One of the most compelling potential applications for Zeoform is additive manufacturing. 3-D printing is rapidly becoming a pervasive, accessible, and cost-effective method of producing finished products as well as working prototypes. Plastic is the most common 3-d printing material, and although digitally fabricated plastic contributes less waste than con­ven­tional manufacturing, it still bears high embodied energy and water characteristics. Given Zeoform’s versatility and environmental benefits, it represents an ideal feedstock for additive manufacturing. In the future, “the ideal feedstock for a fabricator would be some renewable, recyclable, pollution-free goop whose material qualities—tensile strength, color, insulation, resistance to heat — are all specifiable on command,” argues author Bruce Sterling in Shaping Things, a far-reaching speculation on the future of products. “Materials like that don’t yet exist.”

Ah, but now they do.

Another future application could be the multilayered envelope.
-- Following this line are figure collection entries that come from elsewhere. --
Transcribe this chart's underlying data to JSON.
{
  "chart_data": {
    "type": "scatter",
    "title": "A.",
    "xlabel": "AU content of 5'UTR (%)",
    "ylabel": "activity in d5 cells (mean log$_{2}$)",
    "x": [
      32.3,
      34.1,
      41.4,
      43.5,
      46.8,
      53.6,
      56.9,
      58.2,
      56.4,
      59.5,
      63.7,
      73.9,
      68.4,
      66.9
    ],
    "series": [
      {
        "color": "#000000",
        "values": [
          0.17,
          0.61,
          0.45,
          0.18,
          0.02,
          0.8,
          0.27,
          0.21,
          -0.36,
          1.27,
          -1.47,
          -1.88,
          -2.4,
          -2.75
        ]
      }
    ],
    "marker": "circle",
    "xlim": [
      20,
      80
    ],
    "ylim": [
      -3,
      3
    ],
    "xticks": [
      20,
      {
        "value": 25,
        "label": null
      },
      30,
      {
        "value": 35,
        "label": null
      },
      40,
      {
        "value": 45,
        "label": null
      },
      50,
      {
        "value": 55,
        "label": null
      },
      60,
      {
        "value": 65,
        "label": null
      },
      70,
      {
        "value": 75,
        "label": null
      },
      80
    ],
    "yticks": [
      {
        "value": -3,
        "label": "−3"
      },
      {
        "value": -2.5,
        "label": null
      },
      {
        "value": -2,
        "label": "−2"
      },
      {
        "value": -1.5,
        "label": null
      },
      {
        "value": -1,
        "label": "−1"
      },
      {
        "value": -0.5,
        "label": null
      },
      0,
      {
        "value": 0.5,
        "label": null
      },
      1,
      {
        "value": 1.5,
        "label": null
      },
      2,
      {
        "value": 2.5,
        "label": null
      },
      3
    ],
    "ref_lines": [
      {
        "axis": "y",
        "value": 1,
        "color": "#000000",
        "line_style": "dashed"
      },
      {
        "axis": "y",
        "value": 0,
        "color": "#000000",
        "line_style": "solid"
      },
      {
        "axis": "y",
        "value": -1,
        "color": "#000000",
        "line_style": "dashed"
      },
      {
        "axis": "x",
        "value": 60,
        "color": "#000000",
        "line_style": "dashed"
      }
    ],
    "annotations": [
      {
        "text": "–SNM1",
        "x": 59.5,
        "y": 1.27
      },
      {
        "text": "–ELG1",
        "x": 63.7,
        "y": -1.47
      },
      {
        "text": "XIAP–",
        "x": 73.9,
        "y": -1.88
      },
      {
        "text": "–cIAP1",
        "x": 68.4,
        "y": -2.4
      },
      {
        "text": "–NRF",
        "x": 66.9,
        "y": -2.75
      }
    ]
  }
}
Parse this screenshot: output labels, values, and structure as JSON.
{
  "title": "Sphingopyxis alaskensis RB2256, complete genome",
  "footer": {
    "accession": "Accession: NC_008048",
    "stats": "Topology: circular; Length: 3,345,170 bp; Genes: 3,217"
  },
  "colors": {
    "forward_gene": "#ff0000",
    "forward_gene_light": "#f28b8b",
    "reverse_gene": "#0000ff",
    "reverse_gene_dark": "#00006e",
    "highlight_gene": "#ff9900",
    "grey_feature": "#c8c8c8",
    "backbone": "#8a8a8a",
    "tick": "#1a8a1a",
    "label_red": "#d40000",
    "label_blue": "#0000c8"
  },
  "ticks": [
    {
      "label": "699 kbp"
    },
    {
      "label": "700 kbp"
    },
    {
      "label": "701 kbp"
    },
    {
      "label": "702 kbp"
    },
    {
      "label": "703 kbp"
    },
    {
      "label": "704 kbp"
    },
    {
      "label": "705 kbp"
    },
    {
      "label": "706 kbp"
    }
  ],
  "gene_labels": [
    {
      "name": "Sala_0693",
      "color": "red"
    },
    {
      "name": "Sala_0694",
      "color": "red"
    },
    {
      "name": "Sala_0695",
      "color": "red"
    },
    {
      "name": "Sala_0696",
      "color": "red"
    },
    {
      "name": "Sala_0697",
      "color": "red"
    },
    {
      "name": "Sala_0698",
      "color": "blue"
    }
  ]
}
In nearly every case, the contemporary building façade consists of multiple materials and assemblies, each of which is installed by a different trade. It is commonly known that a building envelope performs only as well as its weakest material, and a single connection failure can lead to catastrophic problems.

However, an envelope assembly could be fabricated entirely out of Zeoform—a multifunctional sandwich with an insulation-grade material in the middle, dense and envi-ronmentally resistant material on the outside, and various channels and piping provided as needed for integral building services. (Even windows could be produced this way, as Zeoform can be translucent when formed very thin.) Interlocking composite panels with such a configuration could be produced via 3-d printing using a single feedstock with tunable additive materials and printing densities. The result would be a prefabricated façade system that could be quickly constructed onsite and would exhibit strength, water resistance, fire safety, and longevity—all out of a single material. (“Zeoform can be applied externally, as can timber — both require protection from the elements by way of roof eaves and/or water- and ultraviolet-resilient coatings,” claims Wheeler.)

Will Zeoform become the preferred building material of the 21st century? Despite its seemingly improbable combination of positive attributes, Zeo has only begun to license its methods and scale its manufacturing process to meet the demands of commercial markets. The economic viability of Zeo’s business plan is still to be determined; however, the material has extraordinary potential—not to mention possibilities for revitalizing struggling industries. “There is opportunity to create jobs and reinvigorate towns once dependent on papermaking,” says Wheeler. “There are also possibilities to explore utilizing ‘blue economy’ principles in which all parts of a crop—for example, industrial hemp—are utilized, and the waste streams cascade into systems for new value-added raw materials, ensuring nothing is wasted.”

Perhaps decades from now, petroleum-based plastic will be in decline—replaced by a significantly more environmentally responsible, versatile substitute made entirely from cellulose and water. Zeoform products, furnishings, and even building façades may become commonplace, substantially reducing society’s environmental footprint. Inevitably, as the new material is discarded and winds up in unanticipated contexts (such as the ocean), it will disintegrate into its original, natural components—nutrients for future ecological processes.